Bubby: I think that the Cold King falls into the first category. He’s been cursed and had people fear him for so long that he has forgotten how to act with common human decency and kindness. He’s not intrinsically evil, like the rotten brothers back in the town who abuse any woman they can get their hands on. He’s just out of practice.
Sissy: And in the case of the Cold King, it’s worth it to love him enough that he wants to change. In the case of the stinky town brothers, it’s probably wise to feed them strychnine-laced hush puppies and be done with it! We all have mean people in our lives. We just have to have the foresight to know whether to go with love or strychnine!
Bubby: That point right there is one of my big issues with this book. As much as I love a good romance and a redemption story, I don’t ever want my children to fall in love with someone thinking that love is going to change them into someone nice and wonderful. It can work, but more often it’s a disaster. As Dr. Laura used to say, “A damsel in distress is only ever going to be a distressed damsel.” I also had a hard time with the casually cruel nature of the Cold King. I’m not sure I could ever love someone who locked me in a dungeon “for my own good” or believed that I had inflicted grievous injuries on myself in order to find out my beloved’s secrets. If I come home all beaten to a pulp and I tell my husband that so-and-so did it, he’d better believe me and go whup up on somebody!
Sissy: True on all counts, Bubby. But what is the likelihood of one of your children being forced into servitude by a magically cursed king? If they ever are, it would probably behoove them to get into his good graces, be crowned queen and send me fabulous and lavish gifts. If they fall for a real life person who is casually cruel but sometimes kind, who seems to have emotional and mental disorders, they should be shipped off to boarding school immediately!

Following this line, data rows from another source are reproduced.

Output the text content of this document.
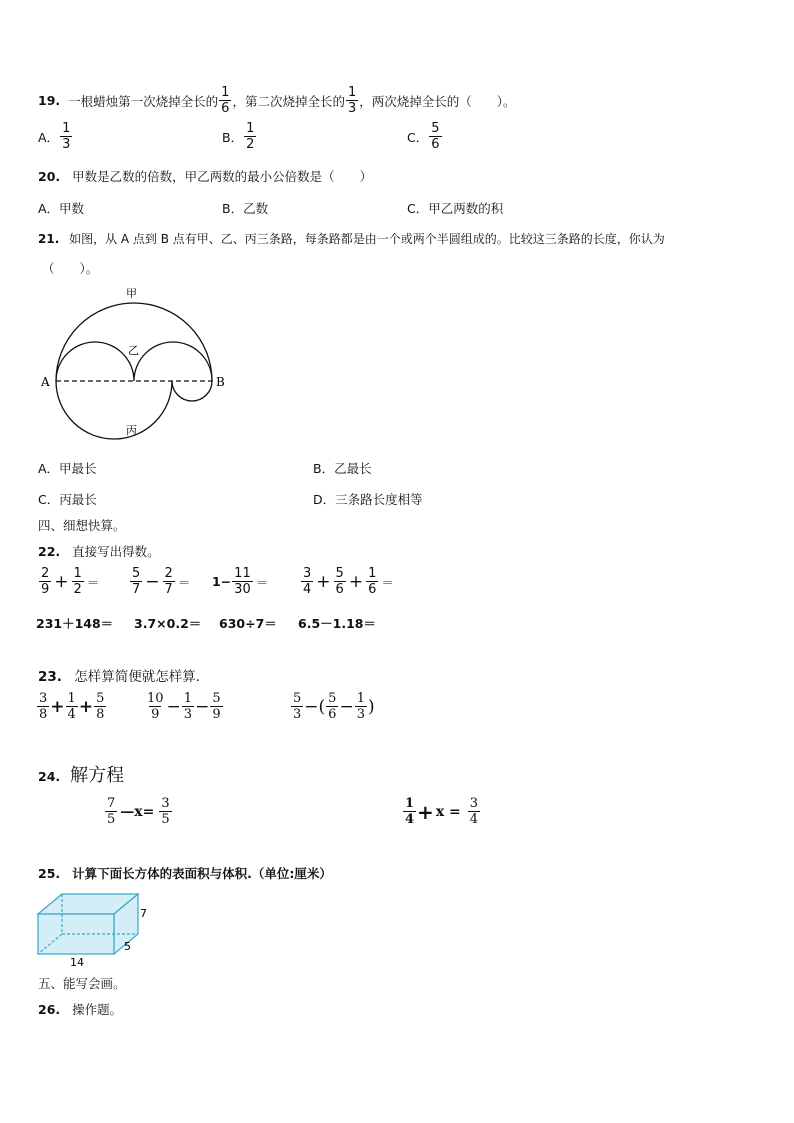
19. 一根蜡烛第一次烧掉全长的 $\frac{1}{6}$ ，第二次烧掉全长的 $\frac{1}{3}$ ，两次烧掉全长的（　　）。
A． $\frac{1}{3}$	B． $\frac{1}{2}$	C． $\frac{5}{6}$
20. 甲数是乙数的倍数，甲乙两数的最小公倍数是（　　）
A．甲数	B．乙数	C．甲乙两数的积
21. 如图，从 A 点到 B 点有甲、乙、丙三条路，每条路都是由一个或两个半圆组成的。比较这三条路的长度，你认为
（　　）。
A	B
甲
乙
丙
A．甲最长	B．乙最长
C．丙最长	D．三条路长度相等
四、细想快算。
22. 直接写出得数。
$\frac{2}{9} + \frac{1}{2} = \frac{5}{7} - \frac{2}{7} = 1- \frac{11}{30}$ ＝	$\frac{3}{4} + \frac{5}{6} + \frac{1}{6}$ ＝
231＋148＝ 3.7×0.2＝ 630÷7＝ 6.5－1.18＝
23. 怎样算简便就怎样算．
$\frac{3}{8} + \frac{1}{4} + \frac{5}{8}$	$\frac{10}{9} - \frac{1}{3} - \frac{5}{9}$	$\frac{5}{3}$ −( $\frac{5}{6} - \frac{1}{3}$ )
24. 解方程
$\frac{7}{5}$ —x= $\frac{3}{5}$	$\frac{1}{4} + x = \frac{3}{4}$
25. 计算下面长方体的表面积与体积.（单位:厘米）
7
5
14
五、能写会画。
26. 操作题。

Bubby: Correct as usual, Queen Friday. All in all, The Cold King by Amber Jaeger was an interesting and entertaining read with good characters, a lavish setting and a happy ending. Good enough for me! 3 2/3 bubbles.
Sissy: I suppose you can have 2/3 of a bubble if you’re the dictator. I enjoyed this somewhat gritty retelling of Beauty and the Beast, and recommend that you all take a look. 3.5 bubbles from the dowager empress who is in her corner castle suite doing nothing important or responsible.